En Jordanie, le Ramadan unit les réfugiés et les locaux
A l'approche de l'Aïd, des femmes du monde arabe joignent leurs efforts pour cuisiner des pâtisseries traditionnelles des fêtes et les livrer aux familles dans le besoin à Amman.
La résidente jordanienne Mervat Mohammad (à droite) et la volontaire réfugiée Hadeel al Tuhouri (à gauche) préparent des pâtisseries arabes pour l'Aïd au Princess Basma Centre for Social Development à Amman, Jordanie.
© HCR/Annie Sakkab
Les femmes sont des réfugiées de Syrie, d'Irak, du Yémen, du Soudan et de Somalie, ainsi que des Jordaniennes, et elles sont rassemblées pour préparer la ma'amoul - une pâte sablée traditionnelle qui est consommée à travers le monde arabe pendant les célébrations de l'Aïd pour marquer la fin du mois sacré du Ramadan.

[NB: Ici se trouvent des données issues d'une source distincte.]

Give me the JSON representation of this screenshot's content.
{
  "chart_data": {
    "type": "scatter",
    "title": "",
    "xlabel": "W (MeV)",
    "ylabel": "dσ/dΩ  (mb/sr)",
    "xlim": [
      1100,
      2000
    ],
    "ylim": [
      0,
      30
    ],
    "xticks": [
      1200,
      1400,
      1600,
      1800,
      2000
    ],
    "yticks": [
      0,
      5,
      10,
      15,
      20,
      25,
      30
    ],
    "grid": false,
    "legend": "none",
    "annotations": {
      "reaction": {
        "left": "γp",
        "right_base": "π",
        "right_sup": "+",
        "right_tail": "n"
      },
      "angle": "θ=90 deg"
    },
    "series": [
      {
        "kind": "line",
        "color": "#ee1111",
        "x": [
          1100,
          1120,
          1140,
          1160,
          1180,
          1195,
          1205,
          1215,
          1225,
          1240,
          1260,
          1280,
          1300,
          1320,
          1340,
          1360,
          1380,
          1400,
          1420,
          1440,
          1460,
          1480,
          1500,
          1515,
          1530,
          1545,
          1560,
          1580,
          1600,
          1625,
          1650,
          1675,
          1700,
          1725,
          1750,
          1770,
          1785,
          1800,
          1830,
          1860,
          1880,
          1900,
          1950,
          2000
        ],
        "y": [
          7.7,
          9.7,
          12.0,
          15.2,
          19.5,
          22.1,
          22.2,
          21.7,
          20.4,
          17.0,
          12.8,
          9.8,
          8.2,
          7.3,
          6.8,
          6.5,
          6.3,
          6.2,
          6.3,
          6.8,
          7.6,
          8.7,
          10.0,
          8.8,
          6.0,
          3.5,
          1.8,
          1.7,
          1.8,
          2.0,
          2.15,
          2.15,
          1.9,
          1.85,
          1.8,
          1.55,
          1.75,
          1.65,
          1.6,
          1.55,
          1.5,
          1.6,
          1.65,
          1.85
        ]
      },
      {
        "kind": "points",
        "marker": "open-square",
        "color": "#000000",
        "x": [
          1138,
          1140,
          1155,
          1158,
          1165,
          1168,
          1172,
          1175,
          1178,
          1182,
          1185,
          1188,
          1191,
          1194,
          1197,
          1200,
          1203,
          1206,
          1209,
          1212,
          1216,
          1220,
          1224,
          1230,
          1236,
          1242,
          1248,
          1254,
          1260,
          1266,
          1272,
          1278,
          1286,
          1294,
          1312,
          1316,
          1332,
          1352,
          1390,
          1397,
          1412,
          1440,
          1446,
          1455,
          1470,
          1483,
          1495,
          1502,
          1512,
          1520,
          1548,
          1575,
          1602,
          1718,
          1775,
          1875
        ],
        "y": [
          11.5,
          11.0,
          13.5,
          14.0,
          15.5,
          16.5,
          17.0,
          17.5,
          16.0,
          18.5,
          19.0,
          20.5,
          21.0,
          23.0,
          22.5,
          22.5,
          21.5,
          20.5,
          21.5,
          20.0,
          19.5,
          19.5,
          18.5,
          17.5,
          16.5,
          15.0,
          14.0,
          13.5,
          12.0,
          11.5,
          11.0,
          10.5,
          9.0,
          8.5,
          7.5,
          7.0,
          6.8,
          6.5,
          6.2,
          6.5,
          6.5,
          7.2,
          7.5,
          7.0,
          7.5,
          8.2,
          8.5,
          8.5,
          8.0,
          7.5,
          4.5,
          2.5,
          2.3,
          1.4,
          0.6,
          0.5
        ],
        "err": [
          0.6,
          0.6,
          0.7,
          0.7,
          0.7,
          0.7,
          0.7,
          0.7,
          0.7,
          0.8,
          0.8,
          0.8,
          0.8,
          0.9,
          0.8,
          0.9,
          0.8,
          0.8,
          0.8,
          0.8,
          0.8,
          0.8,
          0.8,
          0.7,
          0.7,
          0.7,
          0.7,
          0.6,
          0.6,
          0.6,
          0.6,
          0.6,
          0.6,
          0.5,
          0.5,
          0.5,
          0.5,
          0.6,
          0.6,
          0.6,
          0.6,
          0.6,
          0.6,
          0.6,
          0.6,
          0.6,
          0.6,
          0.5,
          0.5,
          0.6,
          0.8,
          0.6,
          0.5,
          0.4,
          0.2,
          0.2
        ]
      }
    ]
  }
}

La Jordanie accueille près de 750 000 réfugiés enregistrés, dont l'écrasante majorité est issue du conflit qui dure depuis sept ans en Syrie voisine, mais aussi des populations originaires d'Irak, du Yémen et du Soudan.
Les femmes sont réunies dans un centre communautaire de la capitale jordanienne, Amman, géré par le HCR - l'Agence des Nations Unies pour les réfugiés - et son partenaire, le Fonds hachémite jordanien pour le développement humain (Johud). Le centre nouvellement ouvert a pour but de favoriser les liens entre les réfugiés de différentes nationalités et la communauté locale – à cette occasion pour leur attrait commun de la nourriture.

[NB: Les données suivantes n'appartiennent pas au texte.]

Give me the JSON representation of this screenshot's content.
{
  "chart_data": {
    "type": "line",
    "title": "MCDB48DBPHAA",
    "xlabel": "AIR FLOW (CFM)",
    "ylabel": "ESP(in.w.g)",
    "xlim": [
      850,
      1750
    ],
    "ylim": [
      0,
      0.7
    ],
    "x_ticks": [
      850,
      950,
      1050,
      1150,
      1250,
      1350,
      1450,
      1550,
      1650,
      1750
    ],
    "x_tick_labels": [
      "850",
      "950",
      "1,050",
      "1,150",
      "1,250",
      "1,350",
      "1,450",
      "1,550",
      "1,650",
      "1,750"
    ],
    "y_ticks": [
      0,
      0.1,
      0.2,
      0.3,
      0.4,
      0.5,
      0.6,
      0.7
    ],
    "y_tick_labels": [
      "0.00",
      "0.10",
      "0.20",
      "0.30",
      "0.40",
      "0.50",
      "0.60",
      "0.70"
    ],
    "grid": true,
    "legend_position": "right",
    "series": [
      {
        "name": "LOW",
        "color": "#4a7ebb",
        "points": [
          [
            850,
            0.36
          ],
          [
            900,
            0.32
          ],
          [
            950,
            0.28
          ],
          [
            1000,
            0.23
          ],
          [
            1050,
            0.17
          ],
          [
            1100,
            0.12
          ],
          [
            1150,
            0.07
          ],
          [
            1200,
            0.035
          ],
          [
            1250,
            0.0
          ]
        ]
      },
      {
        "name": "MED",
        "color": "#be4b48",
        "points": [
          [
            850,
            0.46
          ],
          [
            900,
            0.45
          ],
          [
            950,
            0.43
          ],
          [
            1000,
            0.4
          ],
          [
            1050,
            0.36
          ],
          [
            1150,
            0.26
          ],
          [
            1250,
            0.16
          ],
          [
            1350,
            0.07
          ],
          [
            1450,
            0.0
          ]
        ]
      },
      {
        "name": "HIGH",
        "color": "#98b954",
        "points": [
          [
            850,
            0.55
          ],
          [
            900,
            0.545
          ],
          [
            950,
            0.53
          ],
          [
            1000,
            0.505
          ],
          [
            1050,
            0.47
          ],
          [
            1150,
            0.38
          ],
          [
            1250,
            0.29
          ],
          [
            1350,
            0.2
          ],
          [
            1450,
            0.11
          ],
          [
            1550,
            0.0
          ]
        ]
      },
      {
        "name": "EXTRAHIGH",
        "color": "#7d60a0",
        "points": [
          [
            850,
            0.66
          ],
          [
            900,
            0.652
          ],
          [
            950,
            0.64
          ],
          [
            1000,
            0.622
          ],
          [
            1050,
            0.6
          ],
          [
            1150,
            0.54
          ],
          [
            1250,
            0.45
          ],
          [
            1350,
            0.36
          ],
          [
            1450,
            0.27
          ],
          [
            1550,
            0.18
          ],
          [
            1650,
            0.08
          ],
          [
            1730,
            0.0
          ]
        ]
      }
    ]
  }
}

« Quand je suis arrivée ici, j'ai ressenti un sentiment d'appartenance. Je sentais que les cultures et les traditions héritées de nos grands-parents sont toujours aussi fortes », a expliqué Kawthar, une réfugiée irakienne. « Au lieu de sentir que nous venons tous d'endroits différents, comme la Jordanie, l'Irak ou la Syrie, cela nous fait sentir que nous sommes tous des Arabes. Cela nous donne un sentiment d'appartenance et d'unité. »
Ce sentiment est partagé par Mervat, une Jordanienne de 37 ans qui vit près du centre. « C'est une tradition de confectionner des gâteaux sablés à la fin du Ramadan. Nous avons appris à connaître nos sœurs réfugiées, et comment chaque pays prépare ces pâtisseries pour l'Aïd. »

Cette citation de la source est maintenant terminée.